Juho Leinonen,Paul Denny,Olli Kiljunen,Stephen MacNeil,Sami Sarsa,Arto Hellas
2024-11-01
Abstract:There is a great need for data in computing education research. Data is needed to understand how students behave, to train models of student behavior to optimally support students, and to develop and validate new assessment tools and learning analytics techniques. However, relatively few computing education datasets are shared openly, often due to privacy regulations and issues in making sure the data is anonymous. Large language models (LLMs) offer a promising approach to create large-scale, privacy-preserving synthetic data, which can be used to explore various aspects of student learning, develop and test educational technologies, and support research in areas where collecting real student data may be challenging or impractical. This work explores generating synthetic buggy code submissions for introductory programming exercises using GPT-4o. We compare the distribution of test case failures between synthetic and real student data from two courses to analyze the accuracy of the synthetic data in mimicking real student data. Our findings suggest that LLMs can be used to generate synthetic incorrect submissions that are not significantly different from real student data with regard to test case failure distributions. Our research contributes to the development of reliable synthetic datasets for computing education research and teaching, potentially accelerating progress in the field while preserving student privacy.
Computers and Society,Software Engineering
What problem does this paper attempt to address?
### What problem does this paper attempt to solve? This paper aims to solve the problem of data scarcity in computing education research, especially generating synthetic (i.e., virtual) error - code submissions that can be used for research and teaching.

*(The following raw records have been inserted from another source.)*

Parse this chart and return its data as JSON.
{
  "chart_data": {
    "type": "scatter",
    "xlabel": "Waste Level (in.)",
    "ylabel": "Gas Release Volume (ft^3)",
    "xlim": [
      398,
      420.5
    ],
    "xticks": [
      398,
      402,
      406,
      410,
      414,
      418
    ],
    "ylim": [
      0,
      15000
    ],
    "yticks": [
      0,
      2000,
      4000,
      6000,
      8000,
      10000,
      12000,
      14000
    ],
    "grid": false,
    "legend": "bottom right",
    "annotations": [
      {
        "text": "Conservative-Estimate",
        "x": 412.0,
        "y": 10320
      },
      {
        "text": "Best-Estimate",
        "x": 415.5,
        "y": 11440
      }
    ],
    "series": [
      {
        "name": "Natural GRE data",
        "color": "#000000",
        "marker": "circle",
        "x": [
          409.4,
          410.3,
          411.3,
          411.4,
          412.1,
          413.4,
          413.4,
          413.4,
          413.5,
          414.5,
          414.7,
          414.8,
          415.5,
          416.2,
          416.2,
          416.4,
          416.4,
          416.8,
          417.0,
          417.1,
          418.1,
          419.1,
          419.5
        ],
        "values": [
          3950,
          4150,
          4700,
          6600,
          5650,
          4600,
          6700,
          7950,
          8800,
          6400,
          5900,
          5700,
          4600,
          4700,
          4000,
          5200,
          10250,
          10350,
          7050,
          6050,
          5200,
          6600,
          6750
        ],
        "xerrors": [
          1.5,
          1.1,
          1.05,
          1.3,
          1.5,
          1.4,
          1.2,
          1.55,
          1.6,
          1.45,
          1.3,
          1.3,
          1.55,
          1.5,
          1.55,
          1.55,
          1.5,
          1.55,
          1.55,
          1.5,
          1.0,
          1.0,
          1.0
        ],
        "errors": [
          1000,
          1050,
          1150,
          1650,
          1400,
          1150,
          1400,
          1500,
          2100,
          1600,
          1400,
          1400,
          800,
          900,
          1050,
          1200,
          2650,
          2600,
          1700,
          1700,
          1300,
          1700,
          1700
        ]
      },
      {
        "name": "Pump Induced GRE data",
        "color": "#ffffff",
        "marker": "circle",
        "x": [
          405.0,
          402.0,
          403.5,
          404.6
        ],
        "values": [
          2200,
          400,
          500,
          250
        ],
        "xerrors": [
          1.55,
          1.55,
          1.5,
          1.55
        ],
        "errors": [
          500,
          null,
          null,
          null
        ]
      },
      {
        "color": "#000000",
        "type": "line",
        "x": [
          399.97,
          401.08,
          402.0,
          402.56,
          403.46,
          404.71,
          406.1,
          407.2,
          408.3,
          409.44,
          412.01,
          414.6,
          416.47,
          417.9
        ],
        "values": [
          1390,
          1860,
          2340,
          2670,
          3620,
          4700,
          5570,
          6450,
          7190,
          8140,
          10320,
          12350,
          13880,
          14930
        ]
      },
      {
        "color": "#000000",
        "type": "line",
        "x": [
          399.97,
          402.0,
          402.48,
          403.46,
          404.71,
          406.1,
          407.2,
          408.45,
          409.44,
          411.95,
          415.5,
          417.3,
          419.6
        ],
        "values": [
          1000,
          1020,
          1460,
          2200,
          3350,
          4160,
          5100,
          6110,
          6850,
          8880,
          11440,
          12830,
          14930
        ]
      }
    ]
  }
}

Specifically: 1. **Data requirements and privacy issues**: - Computing education research requires a large amount of data to understand student behavior, train student behavior models for optimal support, and develop and validate new assessment tools and learning analysis techniques. - However, publicly shared computing education data sets are relatively scarce, mainly due to privacy regulations and the challenges of ensuring data anonymization. 2. **Generating synthetic data using large language models (LLMs)**: - Large language models (such as GPT - 4) offer a promising approach to creating large - scale, privacy - protected synthetic data for exploring various aspects of student learning, developing and testing educational technologies, and supporting research when collecting real student data is challenging or impractical. 3. **Generating synthetic error - code submissions**: - This study focuses on using GPT - 4 to generate synthetic error - code submissions for introductory programming exercises and comparing the test - case failure distributions between these synthetic data and real student data from two courses to analyze the accuracy of the synthetic data in simulating real student data. 4. **Research contributions**: - This study contributes to the development of reliable synthetic data sets in computing education research and teaching, which may accelerate progress in this field while protecting student privacy. ### Specific research questions: The main research question in this paper is: > To what extent can generative AI models be used to generate synthetic error - code submissions for introductory programming exercises? By answering this question, the research hopes to reveal the ability of large language models to generate error - code similar to that of real students and explore the effectiveness of different prompting strategies.